LA Mayor Takes Steps towards state politics
by Brian Leubitz
Since Mayor Antonio Villaraigosa opted out of the 2010 Governor’s race, he has been fairly quite on state level politics. However, he stepped right up, and at the Sacramento Press Club, took on Prop 13:
He implored politicians to muster the courage to stop shying away from the third rails in California politics, including Prop. 13′s property tax on businesses and the constitutional requirement for a two-thirds vote on taxes.
And he framed it as direct challenge to Gov. Jerry Brown:
“To Governor Brown, I say, we need to have the courage to test the voltage in some of these so-called third-rail issues, beginning with Proposition 13,” Villaraigosa said. “We need to strengthen Proposition 13 and get it back to the original idea of protecting homeowners.” (Political Blotter)
Of course, these are traditional issues of import to California progressives, and critical to reestablishing democracy in California. Even if Democrats are able to get 2/3 in the Legislature, changing the tax rules still matter. Look at it this way, if we are working with majority rules, we can afford to lose some conservative Democratic votes. But with the supermajority rules, the right-leaning lobbies have far more sway over a 2/3 Democratic majority as they can pick off members of the “Mod Squad.”
It is good to see Villaraigosa take on Prop 13, as the more conversation the better. Whether anything comes of this is another question.

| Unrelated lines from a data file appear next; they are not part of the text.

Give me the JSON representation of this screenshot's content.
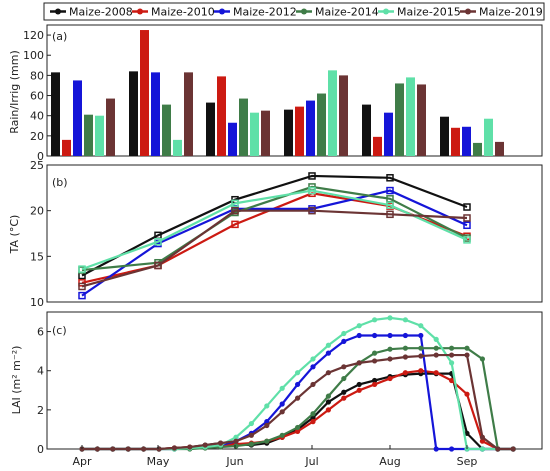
{
  "legend": [
    {
      "name": "Maize-2008",
      "color": "#111111"
    },
    {
      "name": "Maize-2010",
      "color": "#cc1a12"
    },
    {
      "name": "Maize-2012",
      "color": "#1515d8"
    },
    {
      "name": "Maize-2014",
      "color": "#3f7c48"
    },
    {
      "name": "Maize-2015",
      "color": "#5fe0a8"
    },
    {
      "name": "Maize-2019",
      "color": "#6b3434"
    }
  ],
  "months": [
    "Apr",
    "May",
    "Jun",
    "Jul",
    "Aug",
    "Sep"
  ],
  "chart_data": [
    {
      "type": "bar",
      "panel_label": "(a)",
      "ylabel": "Rain/Irrig (mm)",
      "ylim": [
        0,
        130
      ],
      "yticks": [
        0,
        20,
        40,
        60,
        80,
        100,
        120
      ],
      "categories": [
        "Apr",
        "May",
        "Jun",
        "Jul",
        "Aug",
        "Sep"
      ],
      "series": [
        {
          "name": "Maize-2008",
          "values": [
            83,
            84,
            53,
            46,
            51,
            39
          ]
        },
        {
          "name": "Maize-2010",
          "values": [
            16,
            125,
            79,
            49,
            19,
            28
          ]
        },
        {
          "name": "Maize-2012",
          "values": [
            75,
            83,
            33,
            55,
            43,
            29
          ]
        },
        {
          "name": "Maize-2014",
          "values": [
            41,
            51,
            57,
            62,
            72,
            13
          ]
        },
        {
          "name": "Maize-2015",
          "values": [
            40,
            16,
            43,
            85,
            78,
            37
          ]
        },
        {
          "name": "Maize-2019",
          "values": [
            57,
            83,
            45,
            80,
            71,
            14
          ]
        }
      ]
    },
    {
      "type": "line",
      "panel_label": "(b)",
      "ylabel": "TA (°C)",
      "ylim": [
        10,
        25
      ],
      "yticks": [
        10,
        15,
        20,
        25
      ],
      "categories": [
        "Apr",
        "May",
        "Jun",
        "Jul",
        "Aug",
        "Sep"
      ],
      "series": [
        {
          "name": "Maize-2008",
          "values": [
            12.9,
            17.3,
            21.2,
            23.8,
            23.6,
            20.4
          ]
        },
        {
          "name": "Maize-2010",
          "values": [
            12.1,
            14.0,
            18.5,
            21.9,
            20.5,
            17.2
          ]
        },
        {
          "name": "Maize-2012",
          "values": [
            10.7,
            16.4,
            20.2,
            20.2,
            22.2,
            18.4
          ]
        },
        {
          "name": "Maize-2014",
          "values": [
            13.5,
            14.3,
            19.8,
            22.6,
            21.3,
            17.0
          ]
        },
        {
          "name": "Maize-2015",
          "values": [
            13.6,
            16.6,
            20.8,
            22.2,
            20.6,
            16.8
          ]
        },
        {
          "name": "Maize-2019",
          "values": [
            11.7,
            14.0,
            20.0,
            20.0,
            19.6,
            19.2
          ]
        }
      ]
    },
    {
      "type": "line",
      "panel_label": "(c)",
      "ylabel": "LAI (m² m⁻²)",
      "ylim": [
        0,
        7
      ],
      "yticks": [
        0,
        2,
        4,
        6
      ],
      "x_ticks": [
        "Apr",
        "May",
        "Jun",
        "Jul",
        "Aug",
        "Sep"
      ],
      "x_unit": "month index (Apr=0, Sep=5)",
      "series": [
        {
          "name": "Maize-2008",
          "x": [
            0,
            0.2,
            0.4,
            0.6,
            0.8,
            1.0,
            1.2,
            1.4,
            1.6,
            1.8,
            2.0,
            2.2,
            2.4,
            2.6,
            2.8,
            3.0,
            3.2,
            3.4,
            3.6,
            3.8,
            4.0,
            4.2,
            4.4,
            4.6,
            4.8,
            5.0,
            5.2,
            5.4,
            5.6
          ],
          "values": [
            0,
            0,
            0,
            0,
            0,
            0,
            0.05,
            0.1,
            0.2,
            0.3,
            0.25,
            0.2,
            0.3,
            0.6,
            1.0,
            1.6,
            2.4,
            2.9,
            3.3,
            3.5,
            3.7,
            3.8,
            3.85,
            3.85,
            3.85,
            0.8,
            0,
            0,
            0
          ]
        },
        {
          "name": "Maize-2010",
          "x": [
            0,
            0.2,
            0.4,
            0.6,
            0.8,
            1.0,
            1.2,
            1.4,
            1.6,
            1.8,
            2.0,
            2.2,
            2.4,
            2.6,
            2.8,
            3.0,
            3.2,
            3.4,
            3.6,
            3.8,
            4.0,
            4.2,
            4.4,
            4.6,
            4.8,
            5.0,
            5.2,
            5.4,
            5.6
          ],
          "values": [
            0,
            0,
            0,
            0,
            0,
            0,
            0.05,
            0.1,
            0.15,
            0.2,
            0.25,
            0.3,
            0.4,
            0.6,
            0.9,
            1.4,
            2.0,
            2.6,
            3.0,
            3.3,
            3.6,
            3.9,
            4.0,
            3.9,
            3.5,
            2.8,
            0.4,
            0,
            0
          ]
        },
        {
          "name": "Maize-2012",
          "x": [
            0,
            0.2,
            0.4,
            0.6,
            0.8,
            1.0,
            1.2,
            1.4,
            1.6,
            1.8,
            2.0,
            2.2,
            2.4,
            2.6,
            2.8,
            3.0,
            3.2,
            3.4,
            3.6,
            3.8,
            4.0,
            4.2,
            4.4,
            4.6,
            4.8,
            5.0,
            5.2,
            5.4,
            5.6
          ],
          "values": [
            0,
            0,
            0,
            0,
            0,
            0,
            0,
            0.05,
            0.1,
            0.2,
            0.4,
            0.8,
            1.4,
            2.3,
            3.3,
            4.2,
            4.9,
            5.5,
            5.8,
            5.8,
            5.8,
            5.8,
            5.8,
            0,
            0,
            0,
            0,
            0,
            0
          ]
        },
        {
          "name": "Maize-2014",
          "x": [
            0,
            0.2,
            0.4,
            0.6,
            0.8,
            1.0,
            1.2,
            1.4,
            1.6,
            1.8,
            2.0,
            2.2,
            2.4,
            2.6,
            2.8,
            3.0,
            3.2,
            3.4,
            3.6,
            3.8,
            4.0,
            4.2,
            4.4,
            4.6,
            4.8,
            5.0,
            5.2,
            5.4,
            5.6
          ],
          "values": [
            0,
            0,
            0,
            0,
            0,
            0,
            0,
            0,
            0.05,
            0.1,
            0.15,
            0.25,
            0.4,
            0.7,
            1.1,
            1.8,
            2.7,
            3.6,
            4.4,
            4.9,
            5.1,
            5.15,
            5.15,
            5.15,
            5.15,
            5.15,
            4.6,
            0,
            0
          ]
        },
        {
          "name": "Maize-2015",
          "x": [
            0,
            0.2,
            0.4,
            0.6,
            0.8,
            1.0,
            1.2,
            1.4,
            1.6,
            1.8,
            2.0,
            2.2,
            2.4,
            2.6,
            2.8,
            3.0,
            3.2,
            3.4,
            3.6,
            3.8,
            4.0,
            4.2,
            4.4,
            4.6,
            4.8,
            5.0,
            5.2,
            5.4,
            5.6
          ],
          "values": [
            0,
            0,
            0,
            0,
            0,
            0,
            0,
            0.05,
            0.1,
            0.2,
            0.6,
            1.3,
            2.2,
            3.1,
            3.9,
            4.6,
            5.3,
            5.9,
            6.3,
            6.6,
            6.7,
            6.6,
            6.3,
            5.6,
            4.4,
            0,
            0,
            0,
            0
          ]
        },
        {
          "name": "Maize-2019",
          "x": [
            0,
            0.2,
            0.4,
            0.6,
            0.8,
            1.0,
            1.2,
            1.4,
            1.6,
            1.8,
            2.0,
            2.2,
            2.4,
            2.6,
            2.8,
            3.0,
            3.2,
            3.4,
            3.6,
            3.8,
            4.0,
            4.2,
            4.4,
            4.6,
            4.8,
            5.0,
            5.2,
            5.4,
            5.6
          ],
          "values": [
            0,
            0,
            0,
            0,
            0,
            0,
            0.05,
            0.1,
            0.2,
            0.3,
            0.4,
            0.7,
            1.2,
            1.9,
            2.6,
            3.3,
            3.9,
            4.2,
            4.4,
            4.5,
            4.6,
            4.7,
            4.75,
            4.8,
            4.8,
            4.8,
            0.6,
            0,
            0
          ]
        }
      ]
    }
  ]
}
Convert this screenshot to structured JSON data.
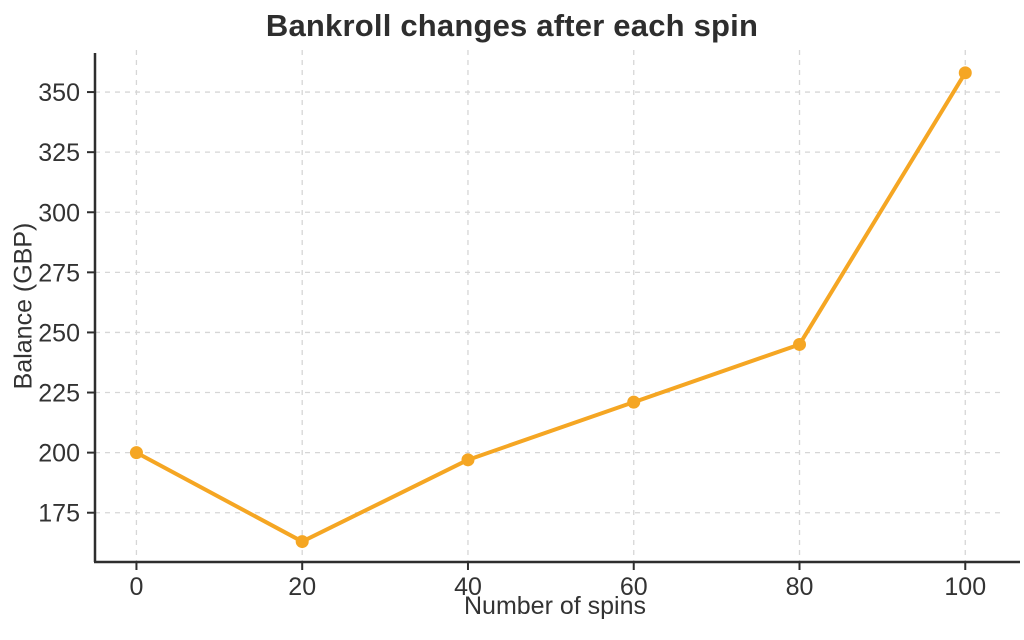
{
  "chart_data": {
    "type": "line",
    "title": "Bankroll changes after each spin",
    "xlabel": "Number of spins",
    "ylabel": "Balance (GBP)",
    "x": [
      0,
      20,
      40,
      60,
      80,
      100
    ],
    "series": [
      {
        "name": "Balance",
        "values": [
          200,
          163,
          197,
          221,
          245,
          358
        ]
      }
    ],
    "xticks": [
      0,
      20,
      40,
      60,
      80,
      100
    ],
    "yticks": [
      175,
      200,
      225,
      250,
      275,
      300,
      325,
      350
    ],
    "xlim": [
      -5,
      106
    ],
    "ylim": [
      154.5,
      367.5
    ],
    "grid": true,
    "legend": "none",
    "style": {
      "line_color": "#F5A623",
      "marker": "circle",
      "grid_color": "#d6d6d6",
      "spine_color": "#2e2e2e",
      "text_color": "#333333"
    }
  }
}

Unfortunately, the other items Villaraigosa proposed are elimination of the corporate income tax, “pension reform” (i.e., wage reductions) and reductions in the personal income tax (which needs to be progressively restructured instead of reduced).

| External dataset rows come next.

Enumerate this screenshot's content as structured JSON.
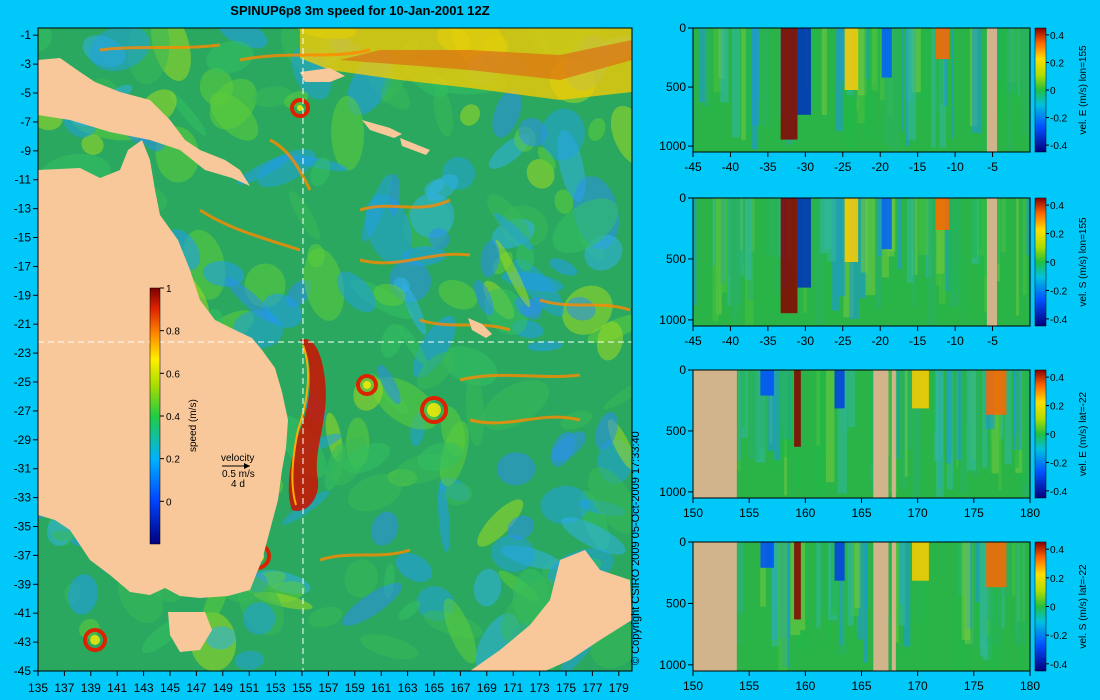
{
  "title": "SPINUP6p8 3m speed for 10-Jan-2001 12Z",
  "copyright": "© Copyright CSIRO 2009   05-Oct-2009 17:33:40",
  "colors": {
    "background": "#00c8f8",
    "land": "#f9c89a",
    "section_land": "#d2b48c",
    "crosshair": "#ffffff"
  },
  "chart_data": [
    {
      "type": "heatmap",
      "title": "SPINUP6p8 3m speed for 10-Jan-2001 12Z",
      "x_ticks": [
        "135",
        "137",
        "139",
        "141",
        "143",
        "145",
        "147",
        "149",
        "151",
        "153",
        "155",
        "157",
        "159",
        "161",
        "163",
        "165",
        "167",
        "169",
        "171",
        "173",
        "175",
        "177",
        "179"
      ],
      "y_ticks": [
        "-1",
        "-3",
        "-5",
        "-7",
        "-9",
        "-11",
        "-13",
        "-15",
        "-17",
        "-19",
        "-21",
        "-23",
        "-25",
        "-27",
        "-29",
        "-31",
        "-33",
        "-35",
        "-37",
        "-39",
        "-41",
        "-43",
        "-45"
      ],
      "xlim": [
        135,
        180
      ],
      "ylim": [
        -45,
        -0.5
      ],
      "crosshair": {
        "lon": 155,
        "lat": -22
      },
      "colorbar": {
        "label": "speed (m/s)",
        "ticks": [
          "1",
          "0.8",
          "0.6",
          "0.4",
          "0.2",
          "0"
        ],
        "range": [
          -0.2,
          1
        ]
      },
      "velocity_key": {
        "label": "velocity",
        "speed": "0.5 m/s",
        "duration": "4 d"
      }
    },
    {
      "type": "heatmap",
      "ylabel": "vel. E (m/s) lon=155",
      "x_ticks": [
        "-45",
        "-40",
        "-35",
        "-30",
        "-25",
        "-20",
        "-15",
        "-10",
        "-5"
      ],
      "y_ticks": [
        "0",
        "500",
        "1000"
      ],
      "xlim": [
        -45,
        0
      ],
      "ylim": [
        1050,
        0
      ],
      "colorbar_ticks": [
        "0.4",
        "0.2",
        "0",
        "-0.2",
        "-0.4"
      ],
      "colorbar_range": [
        -0.45,
        0.45
      ]
    },
    {
      "type": "heatmap",
      "ylabel": "vel. S (m/s) lon=155",
      "x_ticks": [
        "-45",
        "-40",
        "-35",
        "-30",
        "-25",
        "-20",
        "-15",
        "-10",
        "-5"
      ],
      "y_ticks": [
        "0",
        "500",
        "1000"
      ],
      "xlim": [
        -45,
        0
      ],
      "ylim": [
        1050,
        0
      ],
      "colorbar_ticks": [
        "0.4",
        "0.2",
        "0",
        "-0.2",
        "-0.4"
      ],
      "colorbar_range": [
        -0.45,
        0.45
      ]
    },
    {
      "type": "heatmap",
      "ylabel": "vel. E (m/s) lat=-22",
      "x_ticks": [
        "150",
        "155",
        "160",
        "165",
        "170",
        "175",
        "180"
      ],
      "y_ticks": [
        "0",
        "500",
        "1000"
      ],
      "xlim": [
        150,
        180
      ],
      "ylim": [
        1050,
        0
      ],
      "colorbar_ticks": [
        "0.4",
        "0.2",
        "0",
        "-0.2",
        "-0.4"
      ],
      "colorbar_range": [
        -0.45,
        0.45
      ]
    },
    {
      "type": "heatmap",
      "ylabel": "vel. S (m/s) lat=-22",
      "x_ticks": [
        "150",
        "155",
        "160",
        "165",
        "170",
        "175",
        "180"
      ],
      "y_ticks": [
        "0",
        "500",
        "1000"
      ],
      "xlim": [
        150,
        180
      ],
      "ylim": [
        1050,
        0
      ],
      "colorbar_ticks": [
        "0.4",
        "0.2",
        "0",
        "-0.2",
        "-0.4"
      ],
      "colorbar_range": [
        -0.45,
        0.45
      ]
    }
  ]
}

We need a comprehensive progressive plan for bringing back the California dream. We don’t need any more “grand bargains” that mix and match reactionary policies. These result only in further destruction of the public sector, and further benefit for the wealthiest.
The 2/3 rule places too much power in too few hands…
and power – as the old saying goes – corrupts.
Year after year, the ‘Pubs used their “superminority” power over the budget to extort votes for issues that had nothing to do with finance: environmental regs, labor laws, election rules and giveaways to out-of-state corporations.
As few as 27 of our 80 Assembly members can prevent a revenue bill from passing. It only takes 14 of our 40 State Senators to gum up the works. That kind of power makes members of minority party tempting and easy targets for corporate lobbyists and campaign money.
Start the conversation in terms of unearned, undeserved, corrupting power – before it slides into the swamp of “The Democrats will tax us out of our homes!”